Warren Buffet refuses to insure Elon Musk

aka the battle of geriatric nepo babies

[–] sugar_in_your_tea@sh.itjust.works 14 points 1 month ago* (last edited 1 month ago) (23 children)

Wait, how is Warren Buffett nepotistic? He's giving the vast majority of his wealth to charity. He gave his kids each $17.5M to start their organizations, and then donated like $5B total to their organizations once they proved their management skills. But he pledged to give away most of the rest (almost $100B), and has already given away about $50B (latest pledge is 99% of his assets).

I really don't see him as nepotistic, he's pretty much the best kind of billionaire.

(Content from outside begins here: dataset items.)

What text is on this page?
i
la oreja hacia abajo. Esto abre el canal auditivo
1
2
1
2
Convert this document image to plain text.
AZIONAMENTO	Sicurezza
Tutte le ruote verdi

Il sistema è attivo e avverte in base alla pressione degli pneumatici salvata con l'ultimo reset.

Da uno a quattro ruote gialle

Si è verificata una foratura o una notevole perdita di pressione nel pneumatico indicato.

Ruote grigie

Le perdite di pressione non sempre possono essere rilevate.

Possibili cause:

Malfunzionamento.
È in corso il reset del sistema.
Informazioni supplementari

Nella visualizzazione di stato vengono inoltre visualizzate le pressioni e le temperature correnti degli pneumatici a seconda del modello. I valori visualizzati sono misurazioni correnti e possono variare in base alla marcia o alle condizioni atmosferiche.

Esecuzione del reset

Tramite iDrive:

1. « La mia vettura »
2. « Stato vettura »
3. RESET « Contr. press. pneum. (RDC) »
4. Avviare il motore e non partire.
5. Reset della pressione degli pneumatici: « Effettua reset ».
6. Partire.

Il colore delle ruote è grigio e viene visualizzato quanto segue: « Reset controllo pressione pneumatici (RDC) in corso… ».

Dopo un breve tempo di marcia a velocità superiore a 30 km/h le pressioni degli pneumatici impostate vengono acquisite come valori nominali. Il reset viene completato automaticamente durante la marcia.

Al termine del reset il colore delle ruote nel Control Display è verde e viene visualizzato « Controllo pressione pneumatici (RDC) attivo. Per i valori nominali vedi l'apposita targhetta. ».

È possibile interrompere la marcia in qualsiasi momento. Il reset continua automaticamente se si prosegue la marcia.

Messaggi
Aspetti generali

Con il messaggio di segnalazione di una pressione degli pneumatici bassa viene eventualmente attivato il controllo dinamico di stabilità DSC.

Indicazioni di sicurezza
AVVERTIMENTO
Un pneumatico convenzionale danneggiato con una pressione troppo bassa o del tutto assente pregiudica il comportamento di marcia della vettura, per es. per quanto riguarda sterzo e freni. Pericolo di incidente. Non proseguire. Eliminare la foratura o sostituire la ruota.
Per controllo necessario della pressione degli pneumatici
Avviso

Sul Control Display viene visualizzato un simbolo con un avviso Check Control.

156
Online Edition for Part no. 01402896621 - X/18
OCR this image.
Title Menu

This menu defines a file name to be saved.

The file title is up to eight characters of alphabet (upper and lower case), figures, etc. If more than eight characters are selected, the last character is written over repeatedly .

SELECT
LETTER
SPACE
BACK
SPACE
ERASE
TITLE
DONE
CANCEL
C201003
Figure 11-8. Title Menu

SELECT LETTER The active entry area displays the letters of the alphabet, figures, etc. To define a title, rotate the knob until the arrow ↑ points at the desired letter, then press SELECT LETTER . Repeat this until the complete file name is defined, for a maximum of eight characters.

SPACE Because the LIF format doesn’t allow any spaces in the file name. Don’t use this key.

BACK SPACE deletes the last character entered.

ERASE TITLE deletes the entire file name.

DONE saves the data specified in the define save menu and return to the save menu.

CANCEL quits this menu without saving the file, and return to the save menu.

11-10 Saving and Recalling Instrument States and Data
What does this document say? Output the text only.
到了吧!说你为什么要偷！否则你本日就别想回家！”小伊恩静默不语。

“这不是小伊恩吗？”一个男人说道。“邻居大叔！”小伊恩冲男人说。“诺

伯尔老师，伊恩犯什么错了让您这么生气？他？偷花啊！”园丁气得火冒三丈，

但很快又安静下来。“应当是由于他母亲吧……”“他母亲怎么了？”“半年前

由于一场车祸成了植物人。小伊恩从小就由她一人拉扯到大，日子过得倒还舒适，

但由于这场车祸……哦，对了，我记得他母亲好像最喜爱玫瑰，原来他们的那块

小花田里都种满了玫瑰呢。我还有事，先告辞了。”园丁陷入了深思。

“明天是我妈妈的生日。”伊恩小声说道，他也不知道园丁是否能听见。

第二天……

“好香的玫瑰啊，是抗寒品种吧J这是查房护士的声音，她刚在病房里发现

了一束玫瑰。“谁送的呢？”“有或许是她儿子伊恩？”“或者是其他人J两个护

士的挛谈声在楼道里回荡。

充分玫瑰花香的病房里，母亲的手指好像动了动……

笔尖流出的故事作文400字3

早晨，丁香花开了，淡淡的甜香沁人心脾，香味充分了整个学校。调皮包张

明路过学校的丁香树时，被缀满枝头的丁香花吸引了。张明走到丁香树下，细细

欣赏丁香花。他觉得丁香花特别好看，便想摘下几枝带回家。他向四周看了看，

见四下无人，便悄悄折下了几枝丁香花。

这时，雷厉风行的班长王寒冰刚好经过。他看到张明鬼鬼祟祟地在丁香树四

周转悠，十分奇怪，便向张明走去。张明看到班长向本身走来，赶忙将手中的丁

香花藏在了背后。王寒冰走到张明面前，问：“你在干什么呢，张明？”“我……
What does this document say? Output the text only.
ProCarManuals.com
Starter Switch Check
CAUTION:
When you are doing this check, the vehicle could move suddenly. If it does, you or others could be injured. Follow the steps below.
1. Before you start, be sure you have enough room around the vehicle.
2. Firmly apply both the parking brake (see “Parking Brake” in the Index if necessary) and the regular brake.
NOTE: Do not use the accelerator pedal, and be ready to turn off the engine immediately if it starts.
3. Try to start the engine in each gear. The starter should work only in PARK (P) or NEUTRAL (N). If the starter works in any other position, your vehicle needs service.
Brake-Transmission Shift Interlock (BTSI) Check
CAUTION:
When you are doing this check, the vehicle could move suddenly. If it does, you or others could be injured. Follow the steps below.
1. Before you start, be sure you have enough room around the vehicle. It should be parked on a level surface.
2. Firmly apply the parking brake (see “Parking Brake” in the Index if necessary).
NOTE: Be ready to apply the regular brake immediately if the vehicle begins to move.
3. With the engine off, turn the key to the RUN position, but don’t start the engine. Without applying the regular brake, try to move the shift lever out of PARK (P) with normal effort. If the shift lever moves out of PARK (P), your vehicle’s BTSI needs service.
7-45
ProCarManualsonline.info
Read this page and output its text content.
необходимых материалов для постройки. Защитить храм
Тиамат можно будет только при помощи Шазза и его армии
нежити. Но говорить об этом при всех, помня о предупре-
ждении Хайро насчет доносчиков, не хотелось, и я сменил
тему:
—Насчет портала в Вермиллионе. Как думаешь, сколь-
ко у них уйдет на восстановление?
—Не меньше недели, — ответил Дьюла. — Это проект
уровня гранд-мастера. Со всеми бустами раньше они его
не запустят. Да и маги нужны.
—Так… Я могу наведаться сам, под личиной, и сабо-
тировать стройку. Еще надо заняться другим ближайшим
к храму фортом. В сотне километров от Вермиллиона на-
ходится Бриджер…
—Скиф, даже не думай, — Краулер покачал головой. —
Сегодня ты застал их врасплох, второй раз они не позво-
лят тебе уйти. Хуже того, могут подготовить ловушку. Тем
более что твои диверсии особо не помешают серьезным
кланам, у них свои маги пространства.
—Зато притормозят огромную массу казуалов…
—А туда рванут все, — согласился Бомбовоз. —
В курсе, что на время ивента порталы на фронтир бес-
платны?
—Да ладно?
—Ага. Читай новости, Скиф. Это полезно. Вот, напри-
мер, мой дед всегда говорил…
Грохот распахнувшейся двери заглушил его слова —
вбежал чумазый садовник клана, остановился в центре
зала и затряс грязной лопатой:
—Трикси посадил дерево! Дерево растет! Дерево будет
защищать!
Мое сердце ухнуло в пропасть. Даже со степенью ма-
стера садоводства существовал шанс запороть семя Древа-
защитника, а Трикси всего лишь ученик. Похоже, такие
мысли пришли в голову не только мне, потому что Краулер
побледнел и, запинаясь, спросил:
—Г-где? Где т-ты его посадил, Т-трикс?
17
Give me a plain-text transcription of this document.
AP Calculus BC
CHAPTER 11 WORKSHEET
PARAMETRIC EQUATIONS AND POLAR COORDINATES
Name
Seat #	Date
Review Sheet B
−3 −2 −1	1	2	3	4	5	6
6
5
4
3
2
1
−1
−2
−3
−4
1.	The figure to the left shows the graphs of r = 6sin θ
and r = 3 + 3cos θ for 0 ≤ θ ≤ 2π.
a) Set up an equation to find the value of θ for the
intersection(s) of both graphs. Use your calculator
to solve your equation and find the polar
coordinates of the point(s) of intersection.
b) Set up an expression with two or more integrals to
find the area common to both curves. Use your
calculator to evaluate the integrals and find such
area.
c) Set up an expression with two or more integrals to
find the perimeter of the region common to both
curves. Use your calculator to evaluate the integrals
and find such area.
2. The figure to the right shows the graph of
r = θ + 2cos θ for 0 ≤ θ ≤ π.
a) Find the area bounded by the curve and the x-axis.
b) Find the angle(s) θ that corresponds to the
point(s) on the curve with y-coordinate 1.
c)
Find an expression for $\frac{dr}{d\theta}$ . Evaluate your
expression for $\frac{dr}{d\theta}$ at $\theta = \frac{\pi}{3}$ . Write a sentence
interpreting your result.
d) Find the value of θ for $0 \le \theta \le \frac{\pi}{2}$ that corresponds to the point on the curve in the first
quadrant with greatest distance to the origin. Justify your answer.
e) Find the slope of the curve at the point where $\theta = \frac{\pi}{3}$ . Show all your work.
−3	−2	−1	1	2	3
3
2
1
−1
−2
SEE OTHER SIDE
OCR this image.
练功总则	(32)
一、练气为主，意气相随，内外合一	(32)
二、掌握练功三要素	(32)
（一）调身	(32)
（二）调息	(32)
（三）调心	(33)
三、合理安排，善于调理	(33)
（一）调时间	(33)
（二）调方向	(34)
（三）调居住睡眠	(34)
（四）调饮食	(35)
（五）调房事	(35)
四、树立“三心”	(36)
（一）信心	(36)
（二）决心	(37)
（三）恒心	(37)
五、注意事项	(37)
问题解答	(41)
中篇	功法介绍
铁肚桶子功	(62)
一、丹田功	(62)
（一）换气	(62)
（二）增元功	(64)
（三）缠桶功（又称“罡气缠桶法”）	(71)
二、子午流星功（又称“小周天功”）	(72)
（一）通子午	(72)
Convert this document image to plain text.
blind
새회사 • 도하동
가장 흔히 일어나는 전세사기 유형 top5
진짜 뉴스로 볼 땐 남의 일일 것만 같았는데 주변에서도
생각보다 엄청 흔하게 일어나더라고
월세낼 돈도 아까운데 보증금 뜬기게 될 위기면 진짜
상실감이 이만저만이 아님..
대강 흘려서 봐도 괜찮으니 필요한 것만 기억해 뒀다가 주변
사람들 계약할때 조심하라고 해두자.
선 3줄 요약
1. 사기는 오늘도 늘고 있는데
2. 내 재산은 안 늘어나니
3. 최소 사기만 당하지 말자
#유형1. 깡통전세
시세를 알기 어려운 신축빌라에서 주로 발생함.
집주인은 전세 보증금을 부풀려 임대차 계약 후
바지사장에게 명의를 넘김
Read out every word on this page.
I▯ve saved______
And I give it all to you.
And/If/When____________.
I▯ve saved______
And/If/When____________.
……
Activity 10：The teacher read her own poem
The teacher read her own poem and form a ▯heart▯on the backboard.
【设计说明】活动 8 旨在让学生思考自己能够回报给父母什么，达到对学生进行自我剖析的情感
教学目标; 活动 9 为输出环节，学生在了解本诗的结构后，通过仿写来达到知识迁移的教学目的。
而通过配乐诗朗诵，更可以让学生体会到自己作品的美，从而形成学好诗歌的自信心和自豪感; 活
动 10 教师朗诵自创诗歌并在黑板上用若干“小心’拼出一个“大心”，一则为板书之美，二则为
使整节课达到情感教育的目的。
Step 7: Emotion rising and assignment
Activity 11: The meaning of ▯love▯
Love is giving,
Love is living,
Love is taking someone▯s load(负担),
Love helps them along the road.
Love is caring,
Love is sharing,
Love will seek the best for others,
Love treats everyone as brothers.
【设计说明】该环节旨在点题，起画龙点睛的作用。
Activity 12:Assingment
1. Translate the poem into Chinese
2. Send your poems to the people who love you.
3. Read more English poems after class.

[–] Glytch@lemmy.world 29 points 1 month ago (1 children)

Buffett himself is a nepo-baby. His father was a congressman who's connections were very helpful when starting out in business and investing.

Sure it isn't Emerald mine money, but you can't tell me being the son of a 4-term congressman didn't give him a leg up.

[–] sugar_in_your_tea@sh.itjust.works -4 points 1 month ago (3 children)

Sure, but he didn't start with millions or anything to invest, he started with money that he, himself, had saved up. He certainly didn't have a normal childhood (he bought his first shares at 11), but this timeline doesn't show much financial assistance from his parents, it shows a lot of hard work.

That's a very different story from people like Elon Musk or Donald Trump.

[–] sunzu2@thebrainbin.org 11 points 1 month ago (1 children)
[–] Soggy@lemmy.world 15 points 1 month ago

They have to believe in meritocracy, that wealth isn't intrinsically tied to exploitation and a long history of classism.

[–] Glytch@lemmy.world 1 points 1 month ago (1 children)

You're underestimating the effect of his father knowing the right people. Yes, there was no "small million-dollar loan" and yes Warren actually hustled quite a bit to capitalize on the advantages given to him by his father, but that doesn't erase those advantages when talking about his success.

Hard work is not the thing that got him where he is. If it were there are millions of people working multiple who should also be billionaires. Or, better yet, no one should be a billionaire at all and we make it so people don't have to work multiple jobs to survive, but I digress.

Hard work is not the thing that got him where he is

No other investor has his track record, or anything close to it, so I really do think it comes down to hard work.

Whether the type of work he did should be compensated as well as it was is certainly a valid discussion to have. That said, he's pretty much the top of his industry and extremely well-respected by his peers, so it makes sense that he has an outsized portion of the wealth of those in his industry. That said, I absolutely agree with Buffett that we should have higher taxes on the wealthy (like Buffett) because that level of wealth concentration doesn't benefit anyone, including the wealthy individual.

What got him to the top of his profession absolutely was hard work. What got him to become one of the richest people in the world was that plus the tax system and other legal structures that reward that work. In other words, "don't hate the player, hate the game."